At the end of the French & Indian War in 1763 British officials drastically
cut the gifting allowed by their Indian agents. The Iroquois were no
longer crucial as a buffer between French and English territories, and
they were no longer in a position of maintaining the balance of power.
Rumors began to spread that the British intended to enslave the
Indians. At the same time, settlers continued to move into their territory.

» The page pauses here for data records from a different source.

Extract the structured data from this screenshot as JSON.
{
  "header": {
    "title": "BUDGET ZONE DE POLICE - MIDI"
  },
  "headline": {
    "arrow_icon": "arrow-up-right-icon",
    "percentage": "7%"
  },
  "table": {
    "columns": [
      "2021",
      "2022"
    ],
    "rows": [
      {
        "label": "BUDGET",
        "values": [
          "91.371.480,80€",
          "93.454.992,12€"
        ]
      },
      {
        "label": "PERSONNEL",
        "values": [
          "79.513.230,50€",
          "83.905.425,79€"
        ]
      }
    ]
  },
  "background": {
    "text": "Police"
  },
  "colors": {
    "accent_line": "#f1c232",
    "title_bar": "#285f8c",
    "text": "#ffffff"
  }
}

Chief Pontiac went to war against the squatters. Nervous colonists from
Paxton in western Pennsylvania attacked the Indian settlement at Conestoga
and massacred the inhabitants. Franklin was outraged, characterizing the
Paxton men as "Christian White Savages." He helped organize an impromptu
militia of Quakers and traveled westward to put down the frontier
insurgents. "As Franklin later explained in a letter to Lord Kames, the
Scottish philosopher:
"I wrote a pamphlet entitled A Narrative &c (which I think I sent
you) to strengthen the hands of our weak Government, by rendering
the proceedings of the rioters unpopular and odious. This had a
good effect, and afterwards when a great Body of them with Arms
march'd towards the Capital in defiance of the Government, with
an avowed resolution to put to death 140 Indian converts under
its protection, I form'd an Association at the Governor's
request....Near 1,000 of the Citizens accordingly took arms;
Governor Penn made my house for some time his Head Quarterws, and
did everying by my Advice."
Although he saved the lives of the 140 Indians, Franklin made many enemies
among the frontier whites (Johansen 1982:81-82).

Karl Schwerin SnailMail: Dept. of Anthropology
Univ. of New Mexico Albuquerque, NM 87131

There are people who will help you get your basket
on your head because they want to see what is in it.